Multisensor and Multiscale Data Integration Method of TLS and GPR for Three-Dimensional Detailed Virtual Reconstruction

Sensors (Basel). 2023 Dec 14;23(24):9826. doi: 10.3390/s23249826.

Abstract

Integrated TLS and GPR data can provide multisensor and multiscale spatial data for the comprehensive identification and analysis of surficial and subsurface information, but a reliable systematic methodology associated with data integration of TLS and GPR is still scarce. The aim of this research is to develop a methodology for the data integration of TLS and GPR for detailed, three-dimensional (3D) virtual reconstruction. GPR data and high-precision geographical coordinates at the centimeter level were simultaneously gathered using the GPR system and the Global Navigation Satellite System (GNSS) signal receiver.
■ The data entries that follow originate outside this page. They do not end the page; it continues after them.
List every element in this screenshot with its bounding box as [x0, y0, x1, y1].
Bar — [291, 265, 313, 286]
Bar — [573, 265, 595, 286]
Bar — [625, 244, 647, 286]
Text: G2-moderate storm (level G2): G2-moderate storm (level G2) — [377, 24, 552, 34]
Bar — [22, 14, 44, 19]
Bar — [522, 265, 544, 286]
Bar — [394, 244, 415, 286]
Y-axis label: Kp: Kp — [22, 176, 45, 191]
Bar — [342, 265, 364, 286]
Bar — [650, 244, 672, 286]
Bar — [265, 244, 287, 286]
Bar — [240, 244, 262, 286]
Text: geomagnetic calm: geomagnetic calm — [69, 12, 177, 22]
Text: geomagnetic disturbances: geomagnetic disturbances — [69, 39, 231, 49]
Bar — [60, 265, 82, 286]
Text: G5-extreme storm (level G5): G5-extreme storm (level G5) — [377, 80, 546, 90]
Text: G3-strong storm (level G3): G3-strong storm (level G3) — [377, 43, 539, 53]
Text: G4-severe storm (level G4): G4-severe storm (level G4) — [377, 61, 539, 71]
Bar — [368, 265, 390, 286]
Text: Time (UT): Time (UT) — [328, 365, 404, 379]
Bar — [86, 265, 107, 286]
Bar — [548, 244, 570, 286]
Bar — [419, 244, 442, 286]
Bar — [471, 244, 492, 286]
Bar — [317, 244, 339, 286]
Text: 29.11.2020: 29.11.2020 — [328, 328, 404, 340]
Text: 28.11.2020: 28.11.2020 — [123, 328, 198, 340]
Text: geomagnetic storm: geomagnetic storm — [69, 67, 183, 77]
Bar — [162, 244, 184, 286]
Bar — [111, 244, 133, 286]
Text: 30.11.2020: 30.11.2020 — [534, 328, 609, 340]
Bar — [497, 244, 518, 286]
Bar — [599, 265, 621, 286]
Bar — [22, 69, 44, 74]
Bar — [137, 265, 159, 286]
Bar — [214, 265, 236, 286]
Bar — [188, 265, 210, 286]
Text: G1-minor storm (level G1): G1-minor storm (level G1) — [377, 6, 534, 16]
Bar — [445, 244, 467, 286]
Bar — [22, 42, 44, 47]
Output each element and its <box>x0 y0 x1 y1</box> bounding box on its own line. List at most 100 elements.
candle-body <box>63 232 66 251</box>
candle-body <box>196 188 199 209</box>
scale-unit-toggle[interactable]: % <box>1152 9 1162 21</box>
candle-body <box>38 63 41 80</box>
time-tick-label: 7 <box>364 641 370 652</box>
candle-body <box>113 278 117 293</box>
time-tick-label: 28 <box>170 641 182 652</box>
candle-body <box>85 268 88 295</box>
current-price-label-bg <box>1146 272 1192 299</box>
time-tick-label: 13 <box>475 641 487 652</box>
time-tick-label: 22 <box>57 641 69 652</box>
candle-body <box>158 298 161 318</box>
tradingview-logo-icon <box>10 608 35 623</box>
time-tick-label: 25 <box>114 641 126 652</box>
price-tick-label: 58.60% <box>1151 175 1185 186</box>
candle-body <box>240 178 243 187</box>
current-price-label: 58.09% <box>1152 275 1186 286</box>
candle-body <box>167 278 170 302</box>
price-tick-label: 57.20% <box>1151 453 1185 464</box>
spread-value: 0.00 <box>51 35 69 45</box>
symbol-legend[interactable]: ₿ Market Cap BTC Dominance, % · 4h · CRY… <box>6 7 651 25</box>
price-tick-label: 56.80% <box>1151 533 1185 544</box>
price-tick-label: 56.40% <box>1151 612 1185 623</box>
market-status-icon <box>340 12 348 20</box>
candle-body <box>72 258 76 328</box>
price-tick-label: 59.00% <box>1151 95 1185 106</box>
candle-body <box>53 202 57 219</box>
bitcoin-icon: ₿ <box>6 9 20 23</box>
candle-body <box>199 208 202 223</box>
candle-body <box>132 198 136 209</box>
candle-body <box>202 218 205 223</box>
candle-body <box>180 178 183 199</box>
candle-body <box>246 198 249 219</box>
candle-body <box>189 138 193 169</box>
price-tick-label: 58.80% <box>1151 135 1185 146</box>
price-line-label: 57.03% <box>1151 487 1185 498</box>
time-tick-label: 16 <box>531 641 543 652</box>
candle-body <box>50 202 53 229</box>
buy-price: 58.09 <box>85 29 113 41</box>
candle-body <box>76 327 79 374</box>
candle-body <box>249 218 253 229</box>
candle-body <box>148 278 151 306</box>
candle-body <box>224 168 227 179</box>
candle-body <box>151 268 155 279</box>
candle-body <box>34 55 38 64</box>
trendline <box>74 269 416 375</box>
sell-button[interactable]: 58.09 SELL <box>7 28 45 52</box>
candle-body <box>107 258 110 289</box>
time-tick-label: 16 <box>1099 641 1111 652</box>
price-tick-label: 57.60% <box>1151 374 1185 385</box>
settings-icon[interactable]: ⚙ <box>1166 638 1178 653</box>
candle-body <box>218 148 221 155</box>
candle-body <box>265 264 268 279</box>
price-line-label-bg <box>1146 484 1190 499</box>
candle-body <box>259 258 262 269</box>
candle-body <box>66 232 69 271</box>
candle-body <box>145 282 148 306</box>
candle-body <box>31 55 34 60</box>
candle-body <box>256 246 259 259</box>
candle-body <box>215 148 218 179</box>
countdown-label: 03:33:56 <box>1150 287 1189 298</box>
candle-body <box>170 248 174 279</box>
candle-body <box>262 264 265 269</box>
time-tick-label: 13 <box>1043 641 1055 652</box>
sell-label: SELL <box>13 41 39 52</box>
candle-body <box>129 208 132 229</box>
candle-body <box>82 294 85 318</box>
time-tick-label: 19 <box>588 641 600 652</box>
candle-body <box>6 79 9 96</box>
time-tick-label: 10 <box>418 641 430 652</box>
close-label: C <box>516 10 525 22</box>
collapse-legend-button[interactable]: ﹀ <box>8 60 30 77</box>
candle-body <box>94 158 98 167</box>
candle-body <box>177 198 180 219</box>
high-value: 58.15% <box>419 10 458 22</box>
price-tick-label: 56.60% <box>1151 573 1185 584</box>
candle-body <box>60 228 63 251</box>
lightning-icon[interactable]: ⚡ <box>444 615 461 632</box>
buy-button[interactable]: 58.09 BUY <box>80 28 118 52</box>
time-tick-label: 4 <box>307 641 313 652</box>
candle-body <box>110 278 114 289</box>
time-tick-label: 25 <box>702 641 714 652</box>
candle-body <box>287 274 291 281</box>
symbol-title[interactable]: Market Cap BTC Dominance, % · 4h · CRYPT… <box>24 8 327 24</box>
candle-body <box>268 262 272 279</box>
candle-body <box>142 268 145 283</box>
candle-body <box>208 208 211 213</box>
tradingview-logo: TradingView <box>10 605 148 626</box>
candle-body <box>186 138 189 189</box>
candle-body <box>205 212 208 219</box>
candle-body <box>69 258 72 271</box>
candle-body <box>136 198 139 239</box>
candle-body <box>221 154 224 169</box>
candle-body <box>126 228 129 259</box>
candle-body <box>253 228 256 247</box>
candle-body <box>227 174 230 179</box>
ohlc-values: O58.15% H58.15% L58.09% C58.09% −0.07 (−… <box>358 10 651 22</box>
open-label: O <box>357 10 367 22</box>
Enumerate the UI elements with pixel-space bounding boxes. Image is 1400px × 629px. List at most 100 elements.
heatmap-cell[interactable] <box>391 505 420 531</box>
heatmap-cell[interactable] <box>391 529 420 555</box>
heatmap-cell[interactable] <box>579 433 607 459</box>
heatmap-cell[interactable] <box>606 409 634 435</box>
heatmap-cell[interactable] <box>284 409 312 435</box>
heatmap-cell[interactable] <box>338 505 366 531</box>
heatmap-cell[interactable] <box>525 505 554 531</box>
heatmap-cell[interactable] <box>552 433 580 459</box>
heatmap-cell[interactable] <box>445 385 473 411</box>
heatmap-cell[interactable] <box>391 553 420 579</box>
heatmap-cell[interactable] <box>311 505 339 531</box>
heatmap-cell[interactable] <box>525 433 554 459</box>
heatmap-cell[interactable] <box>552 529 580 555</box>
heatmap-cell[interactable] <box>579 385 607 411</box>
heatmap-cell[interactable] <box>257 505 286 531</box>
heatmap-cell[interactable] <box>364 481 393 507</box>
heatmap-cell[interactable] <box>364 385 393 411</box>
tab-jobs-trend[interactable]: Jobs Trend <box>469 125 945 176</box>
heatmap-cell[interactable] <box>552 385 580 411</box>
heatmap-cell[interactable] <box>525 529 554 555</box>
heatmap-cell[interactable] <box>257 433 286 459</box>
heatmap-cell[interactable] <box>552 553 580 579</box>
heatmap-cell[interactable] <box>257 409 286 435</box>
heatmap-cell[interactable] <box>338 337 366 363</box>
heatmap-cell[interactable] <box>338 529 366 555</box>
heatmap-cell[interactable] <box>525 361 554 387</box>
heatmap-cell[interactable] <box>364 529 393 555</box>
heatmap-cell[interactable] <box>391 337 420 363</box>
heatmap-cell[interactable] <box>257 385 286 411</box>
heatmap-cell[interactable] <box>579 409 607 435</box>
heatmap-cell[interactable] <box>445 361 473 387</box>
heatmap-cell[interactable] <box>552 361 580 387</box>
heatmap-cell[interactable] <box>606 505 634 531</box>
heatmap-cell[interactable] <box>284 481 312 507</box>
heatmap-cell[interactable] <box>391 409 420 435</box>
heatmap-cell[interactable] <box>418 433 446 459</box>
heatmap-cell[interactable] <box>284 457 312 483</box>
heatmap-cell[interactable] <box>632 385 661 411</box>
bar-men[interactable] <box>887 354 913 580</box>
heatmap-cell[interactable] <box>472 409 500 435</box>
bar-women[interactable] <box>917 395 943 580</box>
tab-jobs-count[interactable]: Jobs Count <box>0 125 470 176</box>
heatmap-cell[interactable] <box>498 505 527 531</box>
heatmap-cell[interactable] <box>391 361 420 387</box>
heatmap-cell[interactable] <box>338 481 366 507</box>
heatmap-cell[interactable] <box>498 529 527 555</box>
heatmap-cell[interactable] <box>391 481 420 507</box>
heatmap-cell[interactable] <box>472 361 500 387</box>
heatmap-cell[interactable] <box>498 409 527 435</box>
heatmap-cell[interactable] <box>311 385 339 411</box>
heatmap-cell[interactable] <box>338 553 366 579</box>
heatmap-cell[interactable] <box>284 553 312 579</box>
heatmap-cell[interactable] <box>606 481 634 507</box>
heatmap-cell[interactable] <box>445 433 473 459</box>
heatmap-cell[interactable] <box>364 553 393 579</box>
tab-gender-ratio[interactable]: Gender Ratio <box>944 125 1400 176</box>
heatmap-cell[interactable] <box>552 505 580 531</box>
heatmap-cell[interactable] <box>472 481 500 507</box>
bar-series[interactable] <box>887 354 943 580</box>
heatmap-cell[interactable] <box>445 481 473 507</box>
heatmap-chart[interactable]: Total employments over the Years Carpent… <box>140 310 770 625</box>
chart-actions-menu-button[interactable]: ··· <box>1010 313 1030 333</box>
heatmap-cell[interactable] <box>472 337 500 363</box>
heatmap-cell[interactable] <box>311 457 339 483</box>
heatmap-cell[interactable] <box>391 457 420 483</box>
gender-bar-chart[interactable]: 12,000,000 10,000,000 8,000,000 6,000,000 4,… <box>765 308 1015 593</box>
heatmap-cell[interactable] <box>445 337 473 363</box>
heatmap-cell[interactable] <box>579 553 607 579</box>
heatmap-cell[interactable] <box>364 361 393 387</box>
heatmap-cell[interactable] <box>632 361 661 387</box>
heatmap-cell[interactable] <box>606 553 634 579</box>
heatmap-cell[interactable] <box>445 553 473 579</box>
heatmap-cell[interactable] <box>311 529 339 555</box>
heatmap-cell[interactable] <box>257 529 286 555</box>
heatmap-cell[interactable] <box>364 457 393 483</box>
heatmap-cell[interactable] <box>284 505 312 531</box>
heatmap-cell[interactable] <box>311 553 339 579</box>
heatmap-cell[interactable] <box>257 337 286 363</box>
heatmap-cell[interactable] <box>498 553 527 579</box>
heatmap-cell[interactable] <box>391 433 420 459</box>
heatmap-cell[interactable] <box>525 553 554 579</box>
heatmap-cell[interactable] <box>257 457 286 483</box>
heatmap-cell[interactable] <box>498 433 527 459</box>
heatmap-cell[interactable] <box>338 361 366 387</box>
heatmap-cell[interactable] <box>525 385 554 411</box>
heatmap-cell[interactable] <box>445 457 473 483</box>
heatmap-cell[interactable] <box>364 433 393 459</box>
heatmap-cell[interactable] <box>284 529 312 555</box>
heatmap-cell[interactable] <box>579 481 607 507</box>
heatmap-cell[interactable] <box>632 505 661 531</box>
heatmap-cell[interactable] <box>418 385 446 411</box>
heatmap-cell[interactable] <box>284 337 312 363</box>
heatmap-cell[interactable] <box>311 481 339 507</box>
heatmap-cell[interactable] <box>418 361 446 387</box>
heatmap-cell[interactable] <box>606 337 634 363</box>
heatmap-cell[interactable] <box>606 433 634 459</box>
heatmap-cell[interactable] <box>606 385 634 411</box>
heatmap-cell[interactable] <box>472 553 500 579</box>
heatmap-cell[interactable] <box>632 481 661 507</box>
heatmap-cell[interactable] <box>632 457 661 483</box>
A time synchronization algorithm was proposed to combine each trace of the GPR data with its position information. In view of the improved propagation model of electromagnetic waves, the GPR data were transformed into dense point clouds in the geodetic coordinate system. Finally, the TLS-based and GPR-derived point clouds were merged into a single point cloud dataset using coordinate transformation. In addition, TLS and GPR (250 MHz and 500 MHz antenna) surveys were conducted in the Litang fault to assess the feasibility and overall accuracy of the proposed methodology. The 3D realistic surface and subsurface geometry of the fault scarp were displayed using the integration data of TLS and GPR. A total of 40 common points between the TLS-based and GPR-derived point clouds were implemented to assess the data fusion accuracy. The difference values in the x and y directions were relatively stable within 2 cm, while the difference values in the z direction had an abrupt fluctuation and the maximum values could be up to 5 cm. The standard deviations (STD) of the common points between the TLS-based and GPR-derived point clouds were 0.9 cm, 0.8 cm, and 2.9 cm. Based on the difference values and the STD in the x, y, and z directions, the field experimental results demonstrate that the GPR-derived point clouds exhibit good consistency with the TLS-based point clouds. Furthermore, this study offers a good future prospect for the integration method of TLS and GPR for comprehensive interpretation and analysis of the surficial and subsurface information in many fields, such as archaeology, urban infrastructure detection, geological investigation, and other fields.

Keywords: GPR; TLS; coordinate transformation; data fusion; time synchronization algorithm.